Воздыхание окованных. Русская сага
Шрифт:
«Крестьянин этот засевает 3 четв. Ржи; при урожае сам четверт получает 12 четв. 3 обращают на семена, остается 9 четв. Следовательно муки имеется в год 81 пуд. Печеного хлеба 120 пудов 20 фунтов. Полагая на все вышеозначенное семейство по 12 фунтов в сутки хлеба потребуется в год 109 пудов 30 фунтов. Следовательно, еще остается хлеба 10 пудов 30 фунтов. Между тем еще имеется урожая 6 четвертей овса и с четверть мелких хлебов. Всего этого хлеба с излишком достаточно прокормить семью, состоящую из двух взрослых и четверых ребят при них. Домашнего скота одну лошадь, одну корову, двух овец и кур.
Отчего же этому самому крестьянину всего
Покупки эти производятся большей частью у барышников в долг, ибо крестьянину негде взять 70 рублей. Теперь при посредственном урожаем, когда только Бог дает в руки хлебец, благодетель барышник сейчас является за должком и разбирает половину урожая. На следующий год так же и так далее. В неурожайный год и подавну; тогда и половина крестьянского мира начисто спускает лошадок своих, коров и овец, да, сверх того, у зажиточных мужичков в счет будущих урожаев забирает ржи, кормецу и кое-чего другого. Такое бедственное кругообращение совершенно истощает крестьян, и ждать исправления их сил невозможно. Спросите у крестьянина: отчего у тебя изба плоха, лошадь не ходит, двор развалился? Он скажет вам: «силы не хватает». Итак, что же нужно для восстановления этой силы? Ответ: устройство мирской конюшни и общественная запашка…»
Не довелось приложить к делу свой проект Егору Ивановичу: он всю жизнь управлял чужими имениями и никто бы ему там не позволил устраивать «мирские конюшни».
Однако и он, благочестивый, бесконечно добрый, сердечно верующий Егор Иванович, не смог, или, что много вернее, не успел — он скончался осенью 1883 года и последние десять лет проживал в имении сына Ивана вдалеке от общественных споров о русской жизни, вглядеться в самую глубину подоплеки того, что происходило в России, — в ее духовную составляющую, без лицезрения которой не было никаких ответов на главные вопросы русской жизни: почему ничего не получалось из благих намерений и действий правительства, почему не могли разумно и надежно сойтись и совместиться интересы разных сословий, почему центробежные силы уже разрывали Россию изнутри…
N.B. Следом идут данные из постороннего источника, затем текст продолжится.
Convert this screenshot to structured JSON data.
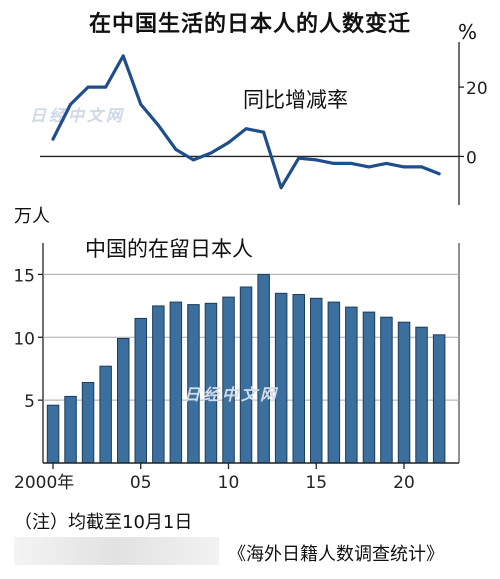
{
  "title": "在中国生活的日本人的人数变迁",
  "watermark": "日经中文网",
  "note": "（注）均截至10月1日",
  "source": "《海外日籍人数调查统计》",
  "chart_data": [
    {
      "type": "line",
      "label": "同比增减率",
      "unit": "%",
      "x": [
        2000,
        2001,
        2002,
        2003,
        2004,
        2005,
        2006,
        2007,
        2008,
        2009,
        2010,
        2011,
        2012,
        2013,
        2014,
        2015,
        2016,
        2017,
        2018,
        2019,
        2020,
        2021,
        2022
      ],
      "values": [
        5,
        15,
        20,
        20,
        29,
        15,
        9,
        2,
        -1,
        1,
        4,
        8,
        7,
        -9,
        -0.5,
        -1,
        -2,
        -2,
        -3,
        -2,
        -3,
        -3,
        -5
      ],
      "ylim": [
        -14,
        33
      ],
      "yticks": [
        {
          "value": 20,
          "label": "20"
        },
        {
          "value": 0,
          "label": "0"
        }
      ],
      "line_color": "#1f4e8c"
    },
    {
      "type": "bar",
      "label": "中国的在留日本人",
      "unit": "万人",
      "x": [
        2000,
        2001,
        2002,
        2003,
        2004,
        2005,
        2006,
        2007,
        2008,
        2009,
        2010,
        2011,
        2012,
        2013,
        2014,
        2015,
        2016,
        2017,
        2018,
        2019,
        2020,
        2021,
        2022
      ],
      "values": [
        4.6,
        5.3,
        6.4,
        7.7,
        9.9,
        11.5,
        12.5,
        12.8,
        12.6,
        12.7,
        13.2,
        14.0,
        15.0,
        13.5,
        13.4,
        13.1,
        12.8,
        12.4,
        12.0,
        11.6,
        11.2,
        10.8,
        10.2
      ],
      "ylim": [
        0,
        17.5
      ],
      "yticks": [
        {
          "value": 15,
          "label": "15"
        },
        {
          "value": 10,
          "label": "10"
        },
        {
          "value": 5,
          "label": "5"
        }
      ],
      "xticks": [
        {
          "value": 2000,
          "label": "2000年"
        },
        {
          "value": 2005,
          "label": "05"
        },
        {
          "value": 2010,
          "label": "10"
        },
        {
          "value": 2015,
          "label": "15"
        },
        {
          "value": 2020,
          "label": "20"
        }
      ],
      "bar_color": "#3a6f9e",
      "grid": true
    }
  ]
}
Эта духовная составляющая или подоплека русской жизни тем временем все более громко заявляла о себе. Имя этой духовной составляющей было ни что иное, как потеря истинного смысла и цели жизни. Вместе с этой потерей Россия теряла абсолютно все, и, прежде всего — самое себя. Она становилась… безумной, потому что вне этой составляющей не мог разрешиться ни один вопрос русской жизни, но их все равно решали и решали, и ничего не спасало, ничего не обещало избавления и свободы для дальнейшей жизни России, напротив безумие, которое уже прозрел Достоевский и показал в эпилоге «Преступления и наказания», представленного русскому обществу еще в 1866 году, не было распознано и признано во всей его глубине русским обществом и каждым православным христианином в отдельности.
* * *
…И все же тогда Россия еще помнила свои песни. Она еще пела тогда, любила петь, могла петь, выпевая уже не слова, а свою ставшей теперь почти бессловесной душу,
Липа вековая
Над рекой шумит,
Песня удалая
Вдалеке звенит.
Луг покрыт туманом,
Словно пеленой;
Слышен за курганом
Звон сторожевой…
Как пел эту «Липу вековую» Шаляпин, или Лемешев — а пели ее и Козловский, и Русланова, — многие. Но Сергей Яковлевич особенно поражал меня не своим консерваторским великолепным умением, не мастерским ограном своего чУдного голоса, но своим русским, крестьянским нутром, которое преподносил он, расскрывал в этой песне со всей непосредственностью — словно на исповеди — Небу, нутром, которое получил он от матери, а та от своей, которое он, сказочный Лель, простой деревенский мальчик из Старого Князева, что под Тверью, затем ремесленник-сапожничек, а потом и в городах, и в консерваториях, и во славе — во всю жизнь сумевший это нутро, этот полученный издетства дар сохранить в чистоте и неповрежденности.
Лемешев з н а л что пел, знало его сердце, его национальный инстинкт, знал дух, — дух многих поколений его пращуров, дух, «до ревности» любивший более всего на свете еще в этой жизни расширяться и вздыматься сердцем — горЕ, к Творцу Своему.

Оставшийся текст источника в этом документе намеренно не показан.